Sally received many honors during her life, including induction into the Astronaut Hall of Fame, the National Women’s Hall of Fame and the Aviation Hall of Fame. She also received the Jefferson Award for Public Service, the Lindbergh Eagle and the NCAA’s Theodore Roosevelt Award. She was twice awarded the NASA Space Flight Medal, and in 2012 she was honored with the National Space Grant Distinguished Service Award.
Following her death, Sally and another pioneering astronaut, Neil Armstrong, received the Space Foundation’s 2013 General James E. Hill Lifetime Space Achievement Award. Also in 2013, the Stanford School of Engineering named Sally a Stanford Engineering Hero.
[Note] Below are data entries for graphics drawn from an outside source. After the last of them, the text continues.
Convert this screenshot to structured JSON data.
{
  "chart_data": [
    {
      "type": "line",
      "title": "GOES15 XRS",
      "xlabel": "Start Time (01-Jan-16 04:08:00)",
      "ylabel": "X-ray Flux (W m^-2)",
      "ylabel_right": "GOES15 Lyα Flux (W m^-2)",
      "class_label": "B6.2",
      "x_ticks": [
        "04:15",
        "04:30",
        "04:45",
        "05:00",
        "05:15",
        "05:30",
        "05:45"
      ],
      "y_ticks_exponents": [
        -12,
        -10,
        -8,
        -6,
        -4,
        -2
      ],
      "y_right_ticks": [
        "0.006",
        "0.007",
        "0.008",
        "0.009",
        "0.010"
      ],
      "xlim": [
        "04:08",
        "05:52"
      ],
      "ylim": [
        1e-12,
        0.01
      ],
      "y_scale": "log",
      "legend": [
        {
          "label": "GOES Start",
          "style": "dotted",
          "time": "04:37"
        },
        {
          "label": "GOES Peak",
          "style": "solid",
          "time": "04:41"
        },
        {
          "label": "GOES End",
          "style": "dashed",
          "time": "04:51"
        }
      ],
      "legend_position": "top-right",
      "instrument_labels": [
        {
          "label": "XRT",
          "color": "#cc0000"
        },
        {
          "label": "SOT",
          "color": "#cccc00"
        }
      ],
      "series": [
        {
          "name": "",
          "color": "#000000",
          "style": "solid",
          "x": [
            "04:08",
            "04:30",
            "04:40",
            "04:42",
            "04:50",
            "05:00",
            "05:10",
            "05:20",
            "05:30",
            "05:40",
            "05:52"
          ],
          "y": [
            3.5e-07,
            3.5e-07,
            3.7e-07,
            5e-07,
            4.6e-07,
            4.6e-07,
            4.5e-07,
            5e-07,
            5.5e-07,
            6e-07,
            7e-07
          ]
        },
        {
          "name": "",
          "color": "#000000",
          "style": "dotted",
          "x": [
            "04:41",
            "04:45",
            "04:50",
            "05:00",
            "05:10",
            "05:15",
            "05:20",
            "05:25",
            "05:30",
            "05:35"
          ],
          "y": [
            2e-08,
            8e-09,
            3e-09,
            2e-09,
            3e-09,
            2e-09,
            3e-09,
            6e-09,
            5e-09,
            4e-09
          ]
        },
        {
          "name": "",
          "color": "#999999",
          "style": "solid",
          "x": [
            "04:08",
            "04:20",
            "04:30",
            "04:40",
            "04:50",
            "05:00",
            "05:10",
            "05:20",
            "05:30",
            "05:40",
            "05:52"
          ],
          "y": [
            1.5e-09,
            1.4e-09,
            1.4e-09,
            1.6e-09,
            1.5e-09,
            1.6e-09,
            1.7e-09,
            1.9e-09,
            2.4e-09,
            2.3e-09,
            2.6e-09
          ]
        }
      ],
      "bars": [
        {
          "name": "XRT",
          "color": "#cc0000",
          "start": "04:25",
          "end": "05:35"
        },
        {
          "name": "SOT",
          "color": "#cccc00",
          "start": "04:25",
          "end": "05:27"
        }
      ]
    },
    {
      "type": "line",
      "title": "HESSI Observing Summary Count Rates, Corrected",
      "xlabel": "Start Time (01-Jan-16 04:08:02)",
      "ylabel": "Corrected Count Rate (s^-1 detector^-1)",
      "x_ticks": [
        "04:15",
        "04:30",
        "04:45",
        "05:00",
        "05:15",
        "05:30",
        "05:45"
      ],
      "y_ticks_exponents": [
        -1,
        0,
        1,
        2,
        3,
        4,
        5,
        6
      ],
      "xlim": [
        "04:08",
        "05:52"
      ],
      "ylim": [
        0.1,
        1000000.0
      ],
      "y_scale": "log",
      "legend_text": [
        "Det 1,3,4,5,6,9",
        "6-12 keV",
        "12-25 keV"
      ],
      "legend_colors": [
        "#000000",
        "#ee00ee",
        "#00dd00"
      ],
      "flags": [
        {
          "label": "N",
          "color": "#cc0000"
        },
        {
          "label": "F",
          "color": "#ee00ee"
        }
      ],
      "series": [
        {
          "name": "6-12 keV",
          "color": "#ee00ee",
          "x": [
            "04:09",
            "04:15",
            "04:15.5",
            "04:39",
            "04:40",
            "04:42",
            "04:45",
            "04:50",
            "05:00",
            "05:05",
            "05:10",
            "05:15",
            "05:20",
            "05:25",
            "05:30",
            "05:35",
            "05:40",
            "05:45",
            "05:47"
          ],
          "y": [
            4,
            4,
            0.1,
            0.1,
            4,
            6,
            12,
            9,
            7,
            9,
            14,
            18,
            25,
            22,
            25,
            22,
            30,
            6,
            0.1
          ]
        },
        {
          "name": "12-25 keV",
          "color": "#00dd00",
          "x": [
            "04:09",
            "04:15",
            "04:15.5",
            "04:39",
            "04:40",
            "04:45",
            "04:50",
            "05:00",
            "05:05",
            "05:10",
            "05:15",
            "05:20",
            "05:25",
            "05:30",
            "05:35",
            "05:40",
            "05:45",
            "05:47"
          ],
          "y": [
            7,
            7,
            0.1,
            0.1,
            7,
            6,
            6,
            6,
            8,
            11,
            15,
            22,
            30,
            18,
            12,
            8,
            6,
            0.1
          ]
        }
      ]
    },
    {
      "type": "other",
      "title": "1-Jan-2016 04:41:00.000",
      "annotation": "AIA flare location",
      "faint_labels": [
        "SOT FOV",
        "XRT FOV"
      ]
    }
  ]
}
In 2014, Women in Aviation International (WAI) inducted her into its International Pioneer Hall of Fame.
A year after Sally’s death, President Barack Obama awarded her the nation’s highest civilian honor, the Presidential Medal of Freedom, which was accepted by Tam. Obama said during the award ceremony, “As the first American woman in space, Sally did not just break the stratospheric glass ceiling, she blasted through it. And when she came back to Earth, she devoted her life to helping girls excel in fields like math, science and engineering.”
In 2016, the Navy commissioned a state-of-the-art research vessel named for Sally. The R/V Sally Ride, operated by Scripps Institution of Oceanography at UC San Diego, sails around the world on expeditions to study the health of the oceans and the impact of climate change. In 2018, the U.S. Postal Service honored Sally with a Forever stamp. And in 2019, Stanford University renamed a student housing complex Sally Ride House.
In 2021, the U.S. Mint announced that Sally would be among the first five women honored under the American Women Quarters Program. The new Sally Ride quarter features George Washington on the “heads” side and Sally on the reverse side.